Les catastrophes sont destructives, mais, en bouleversant les structures humaines, elle sont aussi un facteur de changement, voire de progrès. Cette évidence se vérifie dans le Japon de l’après-grand séisme du 11 mars 2011. Après les coupures, les restrictions, un été caniculaire, la bonne gestion de l’électricité est beaucoup plus présente à l’esprit des Japonais. Grâce à une intense couverture médiatique, les notions de consommation aux heures de pointe, l’apport respectif des centrales nucléaires ou à charbon, ainsi que le rôle des énergies alternatives sont désormais davantage un sujet de discussion, et pas seulement parce que le pays compte deux millions d’ingénieurs.
C’est dans ce contexte qu’un constructeur automobile comme Nissan travaille sur un projet d’intégration de son modèle électrique Leaf à une maison individuelle. Le projet «Leaf to Home» part du postulat qu’en cas de catastrophe, et de coupure de courant, les batteries de la voiture pourraient subvenir pendant deux jours aux besoins énergétiques d’une famille.

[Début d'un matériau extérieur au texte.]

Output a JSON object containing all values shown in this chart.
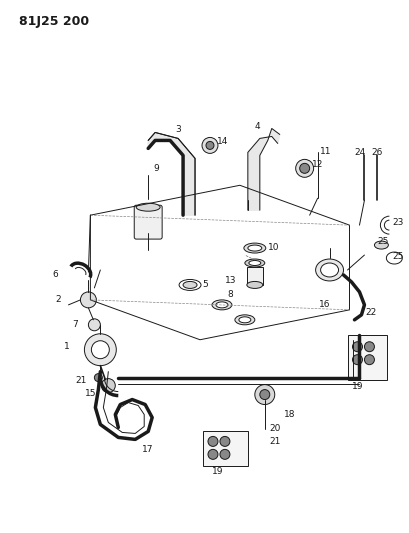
{
  "title": "81J25 200",
  "bg_color": "#ffffff",
  "line_color": "#1a1a1a",
  "fig_width": 4.09,
  "fig_height": 5.33,
  "dpi": 100
}
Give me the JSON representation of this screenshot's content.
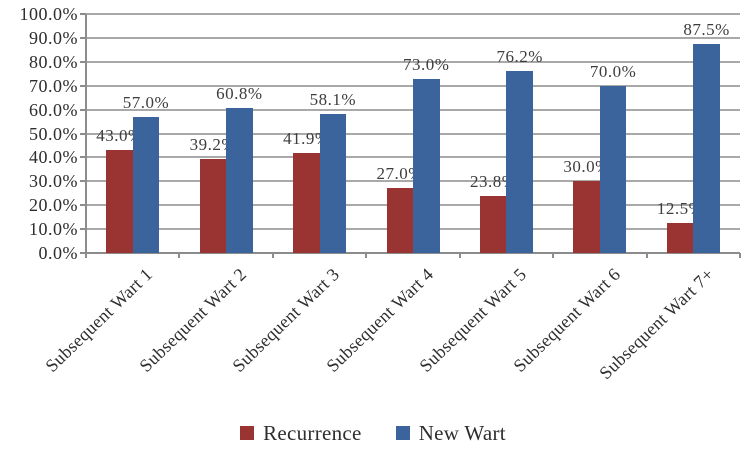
{
  "chart_data": {
    "type": "bar",
    "title": "",
    "xlabel": "",
    "ylabel": "",
    "categories": [
      "Subsequent Wart 1",
      "Subsequent Wart 2",
      "Subsequent Wart 3",
      "Subsequent Wart 4",
      "Subsequent Wart 5",
      "Subsequent Wart 6",
      "Subsequent Wart 7+"
    ],
    "series": [
      {
        "name": "Recurrence",
        "color": "#993432",
        "values": [
          43.0,
          39.2,
          41.9,
          27.0,
          23.8,
          30.0,
          12.5
        ],
        "data_labels": [
          "43.0%",
          "39.2%",
          "41.9%",
          "27.0%",
          "23.8%",
          "30.0%",
          "12.5%"
        ]
      },
      {
        "name": "New Wart",
        "color": "#3A649B",
        "values": [
          57.0,
          60.8,
          58.1,
          73.0,
          76.2,
          70.0,
          87.5
        ],
        "data_labels": [
          "57.0%",
          "60.8%",
          "58.1%",
          "73.0%",
          "76.2%",
          "70.0%",
          "87.5%"
        ]
      }
    ],
    "ylim": [
      0,
      100
    ],
    "ytick_step": 10,
    "ytick_labels": [
      "0.0%",
      "10.0%",
      "20.0%",
      "30.0%",
      "40.0%",
      "50.0%",
      "60.0%",
      "70.0%",
      "80.0%",
      "90.0%",
      "100.0%"
    ],
    "grid": true,
    "legend_position": "bottom",
    "colors": {
      "gridline": "#A9A9A9",
      "axis": "#8C8C8C",
      "data_label_text": "#3d3d3d",
      "tick_label_text": "#2e2e2e",
      "background": "#ffffff"
    }
  }
}
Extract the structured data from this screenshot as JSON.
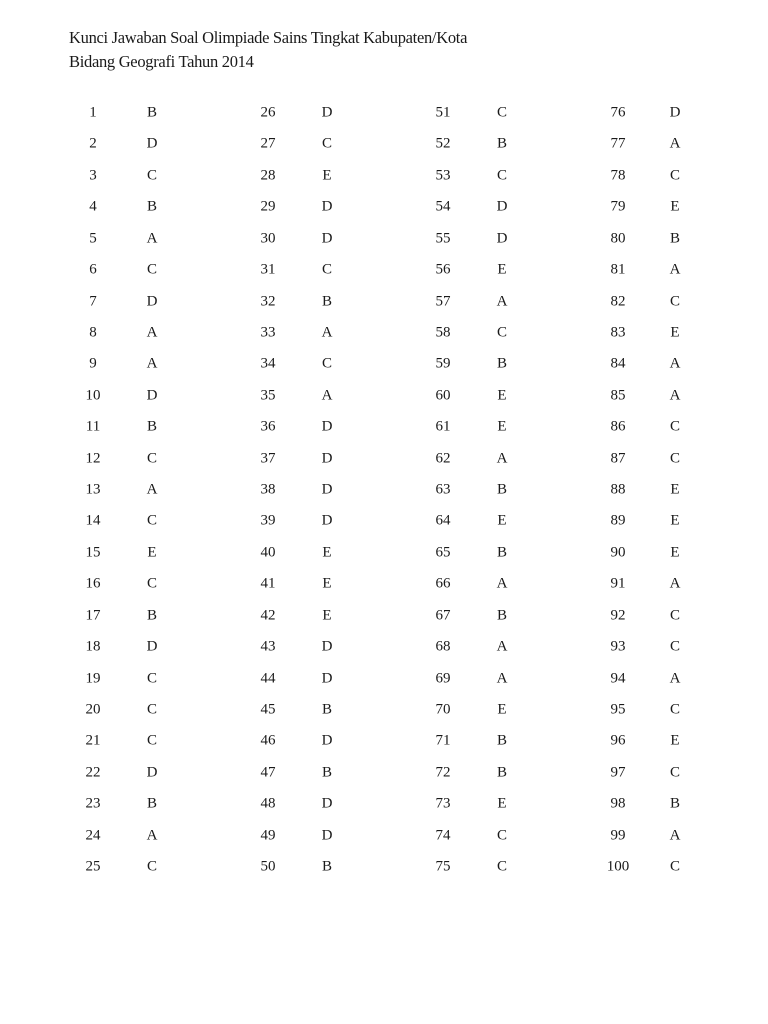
{
  "document": {
    "title_line1": "Kunci Jawaban Soal Olimpiade Sains Tingkat Kabupaten/Kota",
    "title_line2": "Bidang Geografi Tahun 2014"
  },
  "answers": [
    {
      "no": "1",
      "key": "B"
    },
    {
      "no": "2",
      "key": "D"
    },
    {
      "no": "3",
      "key": "C"
    },
    {
      "no": "4",
      "key": "B"
    },
    {
      "no": "5",
      "key": "A"
    },
    {
      "no": "6",
      "key": "C"
    },
    {
      "no": "7",
      "key": "D"
    },
    {
      "no": "8",
      "key": "A"
    },
    {
      "no": "9",
      "key": "A"
    },
    {
      "no": "10",
      "key": "D"
    },
    {
      "no": "11",
      "key": "B"
    },
    {
      "no": "12",
      "key": "C"
    },
    {
      "no": "13",
      "key": "A"
    },
    {
      "no": "14",
      "key": "C"
    },
    {
      "no": "15",
      "key": "E"
    },
    {
      "no": "16",
      "key": "C"
    },
    {
      "no": "17",
      "key": "B"
    },
    {
      "no": "18",
      "key": "D"
    },
    {
      "no": "19",
      "key": "C"
    },
    {
      "no": "20",
      "key": "C"
    },
    {
      "no": "21",
      "key": "C"
    },
    {
      "no": "22",
      "key": "D"
    },
    {
      "no": "23",
      "key": "B"
    },
    {
      "no": "24",
      "key": "A"
    },
    {
      "no": "25",
      "key": "C"
    },
    {
      "no": "26",
      "key": "D"
    },
    {
      "no": "27",
      "key": "C"
    },
    {
      "no": "28",
      "key": "E"
    },
    {
      "no": "29",
      "key": "D"
    },
    {
      "no": "30",
      "key": "D"
    },
    {
      "no": "31",
      "key": "C"
    },
    {
      "no": "32",
      "key": "B"
    },
    {
      "no": "33",
      "key": "A"
    },
    {
      "no": "34",
      "key": "C"
    },
    {
      "no": "35",
      "key": "A"
    },
    {
      "no": "36",
      "key": "D"
    },
    {
      "no": "37",
      "key": "D"
    },
    {
      "no": "38",
      "key": "D"
    },
    {
      "no": "39",
      "key": "D"
    },
    {
      "no": "40",
      "key": "E"
    },
    {
      "no": "41",
      "key": "E"
    },
    {
      "no": "42",
      "key": "E"
    },
    {
      "no": "43",
      "key": "D"
    },
    {
      "no": "44",
      "key": "D"
    },
    {
      "no": "45",
      "key": "B"
    },
    {
      "no": "46",
      "key": "D"
    },
    {
      "no": "47",
      "key": "B"
    },
    {
      "no": "48",
      "key": "D"
    },
    {
      "no": "49",
      "key": "D"
    },
    {
      "no": "50",
      "key": "B"
    },
    {
      "no": "51",
      "key": "C"
    },
    {
      "no": "52",
      "key": "B"
    },
    {
      "no": "53",
      "key": "C"
    },
    {
      "no": "54",
      "key": "D"
    },
    {
      "no": "55",
      "key": "D"
    },
    {
      "no": "56",
      "key": "E"
    },
    {
      "no": "57",
      "key": "A"
    },
    {
      "no": "58",
      "key": "C"
    },
    {
      "no": "59",
      "key": "B"
    },
    {
      "no": "60",
      "key": "E"
    },
    {
      "no": "61",
      "key": "E"
    },
    {
      "no": "62",
      "key": "A"
    },
    {
      "no": "63",
      "key": "B"
    },
    {
      "no": "64",
      "key": "E"
    },
    {
      "no": "65",
      "key": "B"
    },
    {
      "no": "66",
      "key": "A"
    },
    {
      "no": "67",
      "key": "B"
    },
    {
      "no": "68",
      "key": "A"
    },
    {
      "no": "69",
      "key": "A"
    },
    {
      "no": "70",
      "key": "E"
    },
    {
      "no": "71",
      "key": "B"
    },
    {
      "no": "72",
      "key": "B"
    },
    {
      "no": "73",
      "key": "E"
    },
    {
      "no": "74",
      "key": "C"
    },
    {
      "no": "75",
      "key": "C"
    },
    {
      "no": "76",
      "key": "D"
    },
    {
      "no": "77",
      "key": "A"
    },
    {
      "no": "78",
      "key": "C"
    },
    {
      "no": "79",
      "key": "E"
    },
    {
      "no": "80",
      "key": "B"
    },
    {
      "no": "81",
      "key": "A"
    },
    {
      "no": "82",
      "key": "C"
    },
    {
      "no": "83",
      "key": "E"
    },
    {
      "no": "84",
      "key": "A"
    },
    {
      "no": "85",
      "key": "A"
    },
    {
      "no": "86",
      "key": "C"
    },
    {
      "no": "87",
      "key": "C"
    },
    {
      "no": "88",
      "key": "E"
    },
    {
      "no": "89",
      "key": "E"
    },
    {
      "no": "90",
      "key": "E"
    },
    {
      "no": "91",
      "key": "A"
    },
    {
      "no": "92",
      "key": "C"
    },
    {
      "no": "93",
      "key": "C"
    },
    {
      "no": "94",
      "key": "A"
    },
    {
      "no": "95",
      "key": "C"
    },
    {
      "no": "96",
      "key": "E"
    },
    {
      "no": "97",
      "key": "C"
    },
    {
      "no": "98",
      "key": "B"
    },
    {
      "no": "99",
      "key": "A"
    },
    {
      "no": "100",
      "key": "C"
    }
  ]
}
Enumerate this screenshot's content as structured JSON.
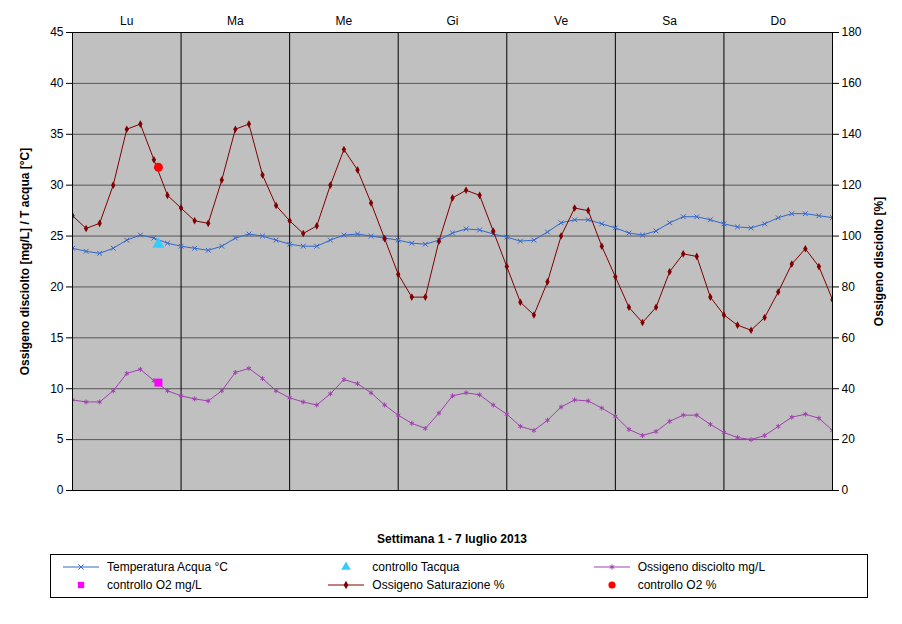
{
  "chart_data": {
    "type": "line",
    "x_label": "Settimana  1 - 7  luglio 2013",
    "y_label": "Ossigeno disciolto [mg/L] / T acqua [°C]",
    "y2_label": "Ossigeno disciolto [%]",
    "x": [
      0,
      3,
      6,
      9,
      12,
      15,
      18,
      21,
      24,
      27,
      30,
      33,
      36,
      39,
      42,
      45,
      48,
      51,
      54,
      57,
      60,
      63,
      66,
      69,
      72,
      75,
      78,
      81,
      84,
      87,
      90,
      93,
      96,
      99,
      102,
      105,
      108,
      111,
      114,
      117,
      120,
      123,
      126,
      129,
      132,
      135,
      138,
      141,
      144,
      147,
      150,
      153,
      156,
      159,
      162,
      165,
      168
    ],
    "xlim": [
      0,
      168
    ],
    "xticks": [
      {
        "value": 12,
        "label": "Lu"
      },
      {
        "value": 36,
        "label": "Ma"
      },
      {
        "value": 60,
        "label": "Me"
      },
      {
        "value": 84,
        "label": "Gi"
      },
      {
        "value": 108,
        "label": "Ve"
      },
      {
        "value": 132,
        "label": "Sa"
      },
      {
        "value": 156,
        "label": "Do"
      }
    ],
    "ylim": [
      0,
      45
    ],
    "yticks": [
      0,
      5,
      10,
      15,
      20,
      25,
      30,
      35,
      40,
      45
    ],
    "y2lim": [
      0,
      180
    ],
    "y2ticks": [
      0,
      20,
      40,
      60,
      80,
      100,
      120,
      140,
      160,
      180
    ],
    "grid": true,
    "legend": "bottom",
    "series": [
      {
        "name": "Temperatura Acqua °C",
        "type": "line",
        "color": "#3366cc",
        "marker": "x",
        "values": [
          23.8,
          23.5,
          23.3,
          23.8,
          24.6,
          25.1,
          24.8,
          24.3,
          24.0,
          23.8,
          23.6,
          24.0,
          24.8,
          25.2,
          25.0,
          24.6,
          24.2,
          24.0,
          24.0,
          24.6,
          25.1,
          25.2,
          25.0,
          24.8,
          24.6,
          24.3,
          24.2,
          24.6,
          25.3,
          25.7,
          25.6,
          25.2,
          24.9,
          24.5,
          24.6,
          25.4,
          26.3,
          26.6,
          26.6,
          26.2,
          25.8,
          25.3,
          25.1,
          25.5,
          26.3,
          26.9,
          26.9,
          26.6,
          26.2,
          25.9,
          25.8,
          26.2,
          26.8,
          27.2,
          27.2,
          27.0,
          26.8
        ]
      },
      {
        "name": "controllo Tacqua",
        "type": "scatter",
        "color": "#33ccff",
        "marker": "triangle",
        "x": [
          19
        ],
        "values": [
          24.2
        ]
      },
      {
        "name": "Ossigeno disciolto mg/L",
        "type": "line",
        "color": "#a040b0",
        "marker": "asterisk",
        "values": [
          8.9,
          8.7,
          8.7,
          9.8,
          11.5,
          11.9,
          10.8,
          9.8,
          9.3,
          9.0,
          8.8,
          9.8,
          11.6,
          12.0,
          11.0,
          9.8,
          9.1,
          8.7,
          8.4,
          9.5,
          10.9,
          10.5,
          9.6,
          8.4,
          7.4,
          6.6,
          6.1,
          7.6,
          9.3,
          9.6,
          9.4,
          8.4,
          7.5,
          6.3,
          5.9,
          6.9,
          8.2,
          8.9,
          8.8,
          8.1,
          7.3,
          6.0,
          5.4,
          5.8,
          6.8,
          7.4,
          7.4,
          6.5,
          5.7,
          5.2,
          5.0,
          5.4,
          6.3,
          7.2,
          7.5,
          7.1,
          5.9
        ]
      },
      {
        "name": "controllo O2 mg/L",
        "type": "scatter",
        "color": "#ff00ff",
        "marker": "square",
        "x": [
          19
        ],
        "values": [
          10.6
        ]
      },
      {
        "name": "Ossigeno Saturazione %",
        "type": "line",
        "color": "#800000",
        "marker": "diamond",
        "axis": "y2",
        "values": [
          108,
          103,
          105,
          120,
          142,
          144,
          130,
          116,
          111,
          106,
          105,
          122,
          142,
          144,
          124,
          112,
          106,
          101,
          104,
          120,
          134,
          126,
          113,
          99,
          85,
          76,
          76,
          98,
          115,
          118,
          116,
          102,
          88,
          74,
          69,
          82,
          100,
          111,
          110,
          96,
          84,
          72,
          66,
          72,
          86,
          93,
          92,
          76,
          69,
          65,
          63,
          68,
          78,
          89,
          95,
          88,
          75
        ]
      },
      {
        "name": "controllo O2 %",
        "type": "scatter",
        "color": "#ff0000",
        "marker": "circle",
        "axis": "y2",
        "x": [
          19
        ],
        "values": [
          127
        ]
      }
    ]
  }
}
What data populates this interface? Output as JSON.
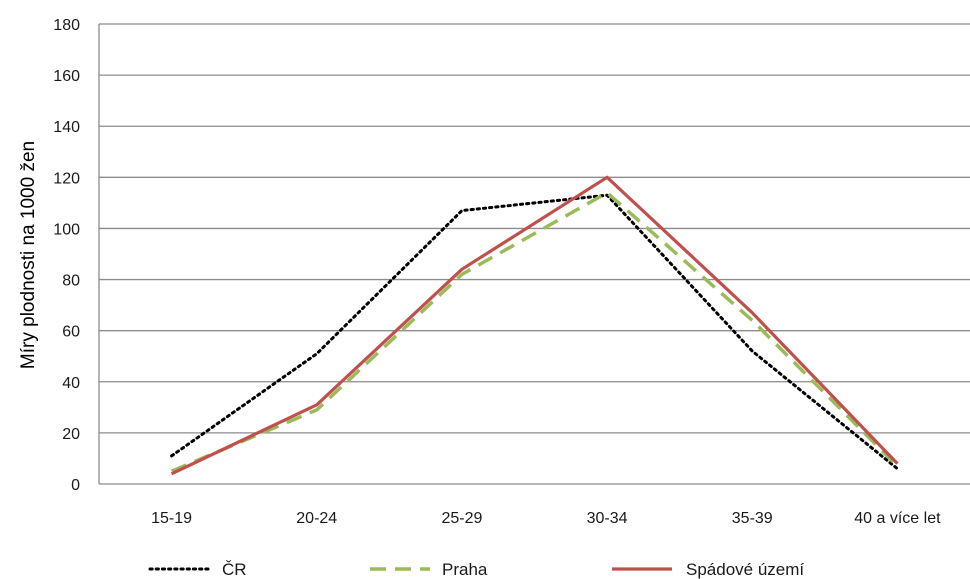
{
  "chart_data": {
    "type": "line",
    "title": "",
    "xlabel": "",
    "ylabel": "Míry plodnosti na 1000 žen",
    "categories": [
      "15-19",
      "20-24",
      "25-29",
      "30-34",
      "35-39",
      "40 a více let"
    ],
    "ylim": [
      0,
      180
    ],
    "yticks": [
      0,
      20,
      40,
      60,
      80,
      100,
      120,
      140,
      160,
      180
    ],
    "grid": true,
    "legend_position": "bottom",
    "series": [
      {
        "name": "ČR",
        "values": [
          11,
          51,
          107,
          113,
          52,
          6
        ],
        "color": "#000000",
        "dash": "dotted"
      },
      {
        "name": "Praha",
        "values": [
          5,
          29,
          82,
          114,
          64,
          7
        ],
        "color": "#9BBB59",
        "dash": "dashed"
      },
      {
        "name": "Spádové území",
        "values": [
          4,
          31,
          84,
          120,
          67,
          8
        ],
        "color": "#C0504D",
        "dash": "solid"
      }
    ]
  }
}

Le projet présenté au récent salon automobile de Tokyo comprend la Leaf et une petite maison individuelle pourvue de capteurs solaires, de piles à combustible et d’un système de gestion de ces différents apports d’énergie. En l’occurrence, la voiture (chargée la nuit lorsque la demande est la plus faible ou grâce aux panneaux solaires) joue le rôle d’unité de stockage de l’électricité. Laquelle peut être restituée au besoin, aussi bien pendant une panne qu’en cas de trop forte sollicitation du réseau.
L’intérêt n’est pas qu’individuel. Si le Japon comptait cinq millions de voitures électriques, ce qui selon des estimations augmenterait la consommation nationale de 0,5%, autant de batteries pourraient constituer un réservoir géant d’énergie, capable de stocker 120 millions de kWh. Et de la réinjecter dans le réseau en cas de nécessité. Le système «Leaf to Home» de Nissan n’est pas qu’un projet: il sera disponible dans l’archipel dès le printemps prochain.
Le principal problème des marques japonaises n’est pas la forte appréciation du yen, les problèmes de production post-Fukushima, les inondations en Thaïlande qui ont noyé les usines des équipementiers ou une concurrence étrangère de plus en plus rude. Non, la principale préoccupation des constructeurs nippons tient dans le désintérêt croissant des jeunes Japonais pour l’objet automobile. A l’heure des smartphones, des réseaux sociaux, des transports en commun de plus en plus performants et des incertitudes économiques, pourquoi s’encombrer d’une voiture aussi onéreuse qu’encombrante? Bon pour les vieux!
C’est ainsi que le mot d’ordre du salon de Tokyo fin novembre n’était pas le slogan officiel «La mobilité peut changer le monde», mais bien le plaisir renouvelé de conduire. Les stands des marques japonaises regorgeaient de prototypes de véhicules urbains amusants, pratiques, parfois sportifs, bien sûr électriques et invariablement interactifs.
«Fun to Drive Again», tel était le credo affiché sur le stand de Toyota, dont les modèles actuels ne sont, malgré leurs qualités, pas les plus divertissants à conduire. Le prototype Fun-Vii va à l’encontre de cette réputation de sérieux en proposant une carrosserie qui affiche des images comme un téléphone porte un fond d’écran. Le véhicule se couvre ainsi de fleurs aussi bien que de messages ou de photographies. L’habitacle, capable d’accueillir trois personnes, est à l’avenant: le tableau de bord et le plancher sont des écrans qui donnent des informations en réalité augmentée, ou diffusent des ambiances lumineuses selon l’humeur des passagers.
La Pivo 3 de Nissan, préfiguration d’un modèle de série, joue, elle, la carte de l’autonomie pratique: elle se parque et vient à votre rencontre toute seule, via un inévitable smartphone, ou effectue un tour complet dans un rayon de quatre mètres grâce à ses roues arrière directionnelles. Chez Honda, le Micro Commuter trois places va jusqu’à embarquer un minuscule deux-roues électrique pour se déplacer à sa guise, une fois la voiture parquée.